Saturday, January 21, 2012

Recommended Link on the NCAA

Here is story from The New York Times the other day. http://www.nytimes.com/2012/01/21/opinion/nocera-guilty-until-proved-innocent.html?hp

My Take on the NCAA:

The NCAA has proven to be in love with abusing power. There are too many arbitrary rules. The NCAA is too held fast to ideas of players being amateurs and protecting that status, and doesn't worry enough about making the student-athlete a STUDENT. Financial interests or the regulation of financial matters and personal relationships do not increase graduation rates. They do not encourage and promote academic achievement in the classroom. They do not propel people into careers if sports do not work out. What these rules do is offer one body a chance to regulate and control a whole population of people in a way that at times is unjust, unfair, and completely wrong.

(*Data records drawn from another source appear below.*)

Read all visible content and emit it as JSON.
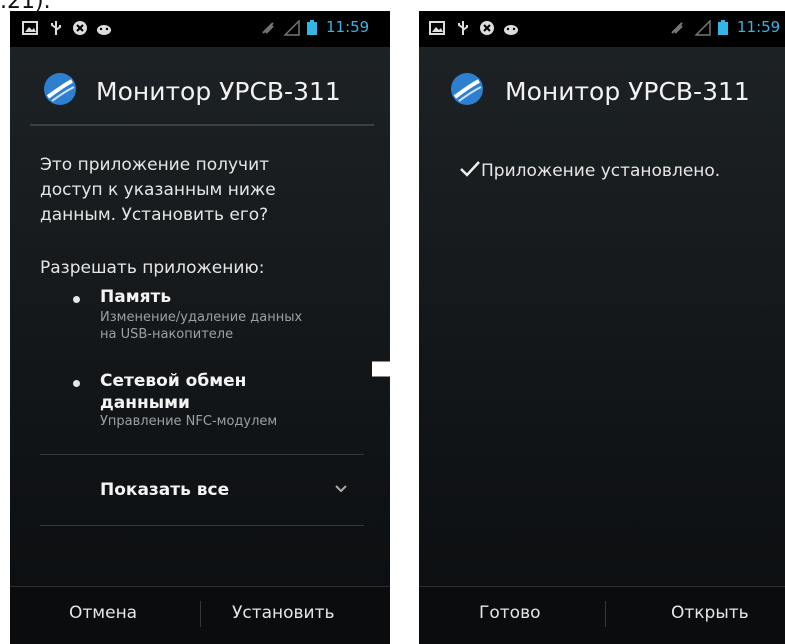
{
  "caption": ".21).",
  "left_screen": {
    "status": {
      "time": "11:59"
    },
    "app_title": "Монитор УРСВ-311",
    "intro": [
      "Это приложение получит",
      "доступ к указанным ниже",
      "данным. Установить его?"
    ],
    "allow_label": "Разрешать приложению:",
    "permissions": [
      {
        "title": "Память",
        "desc": [
          "Изменение/удаление данных",
          "на USB-накопителе"
        ]
      },
      {
        "title_lines": [
          "Сетевой обмен",
          "данными"
        ],
        "desc": [
          "Управление NFC-модулем"
        ]
      }
    ],
    "show_all": "Показать все",
    "buttons": {
      "cancel": "Отмена",
      "install": "Установить"
    }
  },
  "right_screen": {
    "status": {
      "time": "11:59"
    },
    "app_title": "Монитор УРСВ-311",
    "installed_msg": "Приложение установлено.",
    "buttons": {
      "done": "Готово",
      "open": "Открыть"
    }
  },
  "colors": {
    "accent": "#35b5e5",
    "logo": "#2f7fd0",
    "background": "#161a1d"
  }
}
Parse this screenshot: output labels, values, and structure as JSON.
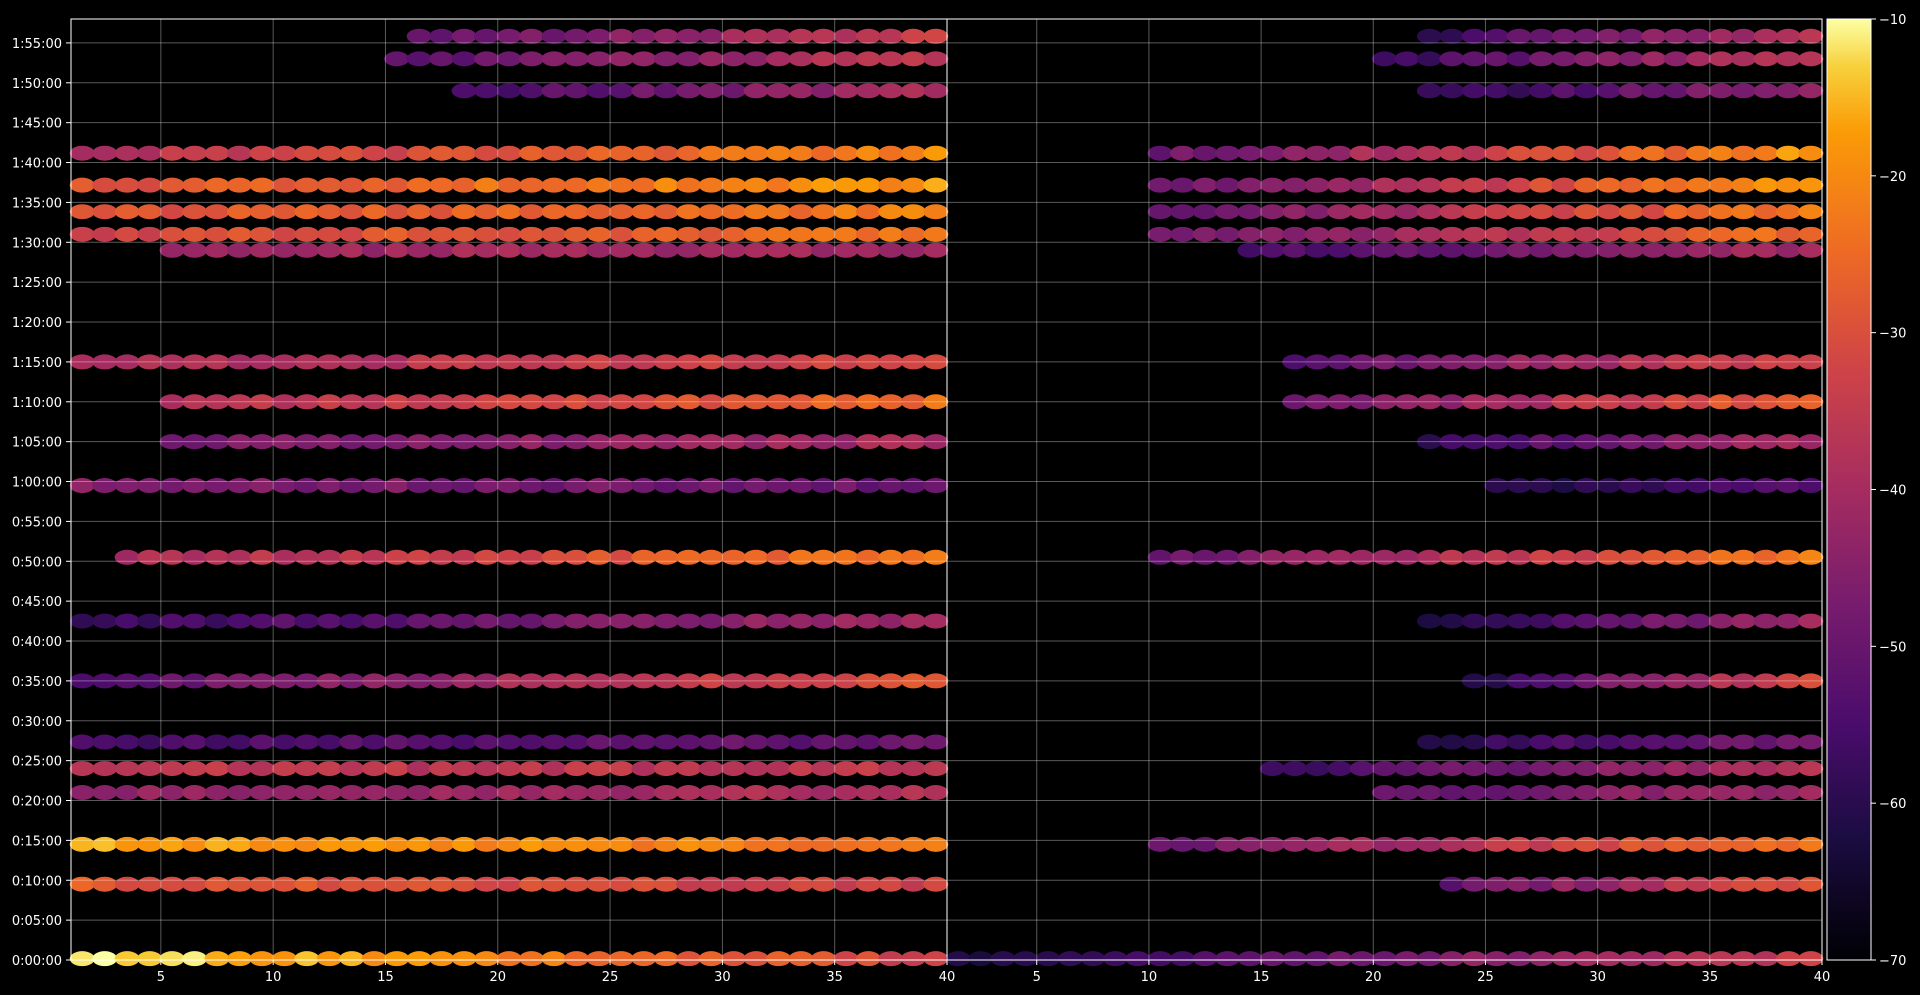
{
  "chart_data": {
    "type": "heatmap",
    "title": "",
    "xlabel": "",
    "ylabel": "",
    "background": "#000000",
    "grid": true,
    "colormap": "inferno",
    "panels": [
      {
        "name": "",
        "xlim": [
          1,
          40
        ],
        "x_ticks": [
          5,
          10,
          15,
          20,
          25,
          30,
          35,
          40
        ],
        "x_tick_labels": [
          "5",
          "10",
          "15",
          "20",
          "25",
          "30",
          "35",
          "40"
        ]
      },
      {
        "name": "",
        "xlim": [
          1,
          40
        ],
        "x_ticks": [
          5,
          10,
          15,
          20,
          25,
          30,
          35,
          40
        ],
        "x_tick_labels": [
          "5",
          "10",
          "15",
          "20",
          "25",
          "30",
          "35",
          "40"
        ]
      }
    ],
    "y_axis": {
      "unit": "time",
      "lim_seconds": [
        0,
        7080
      ],
      "ticks": [
        "0:00:00",
        "0:05:00",
        "0:10:00",
        "0:15:00",
        "0:20:00",
        "0:25:00",
        "0:30:00",
        "0:35:00",
        "0:40:00",
        "0:45:00",
        "0:50:00",
        "0:55:00",
        "1:00:00",
        "1:05:00",
        "1:10:00",
        "1:15:00",
        "1:20:00",
        "1:25:00",
        "1:30:00",
        "1:35:00",
        "1:40:00",
        "1:45:00",
        "1:50:00",
        "1:55:00"
      ]
    },
    "colorbar": {
      "range": [
        -70,
        -10
      ],
      "ticks": [
        -10,
        -20,
        -30,
        -40,
        -50,
        -60,
        -70
      ],
      "tick_labels": [
        "−10",
        "−20",
        "−30",
        "−40",
        "−50",
        "−60",
        "−70"
      ]
    },
    "bands": [
      {
        "time_seconds": 10,
        "left_start": 1,
        "left_peak": -11,
        "left_end": -33,
        "right_start": 1,
        "right_peak": -63,
        "right_end": -34
      },
      {
        "time_seconds": 570,
        "left_start": 1,
        "left_peak": -28,
        "left_end": -34,
        "right_start": 23,
        "right_peak": -52,
        "right_end": -28
      },
      {
        "time_seconds": 870,
        "left_start": 1,
        "left_peak": -16,
        "left_end": -24,
        "right_start": 10,
        "right_peak": -50,
        "right_end": -23
      },
      {
        "time_seconds": 1260,
        "left_start": 1,
        "left_peak": -44,
        "left_end": -38,
        "right_start": 20,
        "right_peak": -52,
        "right_end": -40
      },
      {
        "time_seconds": 1440,
        "left_start": 1,
        "left_peak": -36,
        "left_end": -36,
        "right_start": 15,
        "right_peak": -56,
        "right_end": -38
      },
      {
        "time_seconds": 1640,
        "left_start": 1,
        "left_peak": -55,
        "left_end": -50,
        "right_start": 22,
        "right_peak": -60,
        "right_end": -48
      },
      {
        "time_seconds": 2100,
        "left_start": 1,
        "left_peak": -53,
        "left_end": -28,
        "right_start": 24,
        "right_peak": -60,
        "right_end": -30
      },
      {
        "time_seconds": 2550,
        "left_start": 1,
        "left_peak": -58,
        "left_end": -40,
        "right_start": 22,
        "right_peak": -60,
        "right_end": -42
      },
      {
        "time_seconds": 3030,
        "left_start": 3,
        "left_peak": -40,
        "left_end": -22,
        "right_start": 10,
        "right_peak": -50,
        "right_end": -22
      },
      {
        "time_seconds": 3570,
        "left_start": 1,
        "left_peak": -46,
        "left_end": -50,
        "right_start": 25,
        "right_peak": -62,
        "right_end": -52
      },
      {
        "time_seconds": 3900,
        "left_start": 5,
        "left_peak": -48,
        "left_end": -40,
        "right_start": 22,
        "right_peak": -58,
        "right_end": -40
      },
      {
        "time_seconds": 4200,
        "left_start": 5,
        "left_peak": -38,
        "left_end": -25,
        "right_start": 16,
        "right_peak": -50,
        "right_end": -26
      },
      {
        "time_seconds": 4500,
        "left_start": 1,
        "left_peak": -40,
        "left_end": -32,
        "right_start": 16,
        "right_peak": -52,
        "right_end": -32
      },
      {
        "time_seconds": 5340,
        "left_start": 5,
        "left_peak": -42,
        "left_end": -40,
        "right_start": 14,
        "right_peak": -56,
        "right_end": -40
      },
      {
        "time_seconds": 5460,
        "left_start": 1,
        "left_peak": -32,
        "left_end": -24,
        "right_start": 10,
        "right_peak": -50,
        "right_end": -24
      },
      {
        "time_seconds": 5630,
        "left_start": 1,
        "left_peak": -30,
        "left_end": -22,
        "right_start": 10,
        "right_peak": -50,
        "right_end": -22
      },
      {
        "time_seconds": 5830,
        "left_start": 1,
        "left_peak": -30,
        "left_end": -18,
        "right_start": 10,
        "right_peak": -50,
        "right_end": -18
      },
      {
        "time_seconds": 6070,
        "left_start": 1,
        "left_peak": -38,
        "left_end": -20,
        "right_start": 10,
        "right_peak": -50,
        "right_end": -18
      },
      {
        "time_seconds": 6540,
        "left_start": 18,
        "left_peak": -56,
        "left_end": -40,
        "right_start": 22,
        "right_peak": -60,
        "right_end": -42
      },
      {
        "time_seconds": 6780,
        "left_start": 15,
        "left_peak": -52,
        "left_end": -36,
        "right_start": 20,
        "right_peak": -58,
        "right_end": -36
      },
      {
        "time_seconds": 6950,
        "left_start": 16,
        "left_peak": -52,
        "left_end": -34,
        "right_start": 22,
        "right_peak": -58,
        "right_end": -36
      }
    ]
  }
}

There are so many arbitrary rules that most colleges are probably committing some violation at some point. The NCAA investigates who it wants to investigate whenever they want to. Then the ultimate people who are punished are the actual players. Whether they are forced to pay back money to a family friend - someone that was around long before UCONN came calling - or may be denied a scholarship after all because the NCAA has stripped the school of some of their scholarships because of something someone else did.

My question to the NCAA is what about the people that oversee and are probably the masterminds behind the rule pending and the rule violations? Take John Calipari - he has left two programs with possible NCAA violations behind, yet he keeps being allowed to coach. In fact not only has he been allowed to coach, but he has been allowed to move up in the coaching ranks. When does he get suspended? Shouldn't the coaches be regulated by the NCAA as well? I know that some coaches have been fired, but that usually comes from the school as a hopeful measure that the NCAA will see they took some action. But shouldn't Calipari with a questionable past involving NCAA issues or players with NCAA issues be suspended or banned at the hands of the NCAA. He is the person that is supposed to be setting the example - teaching the players he coaches. Yet he doesn't always follow the rules and he is okay - he is better than okay - he keeps getting a better job.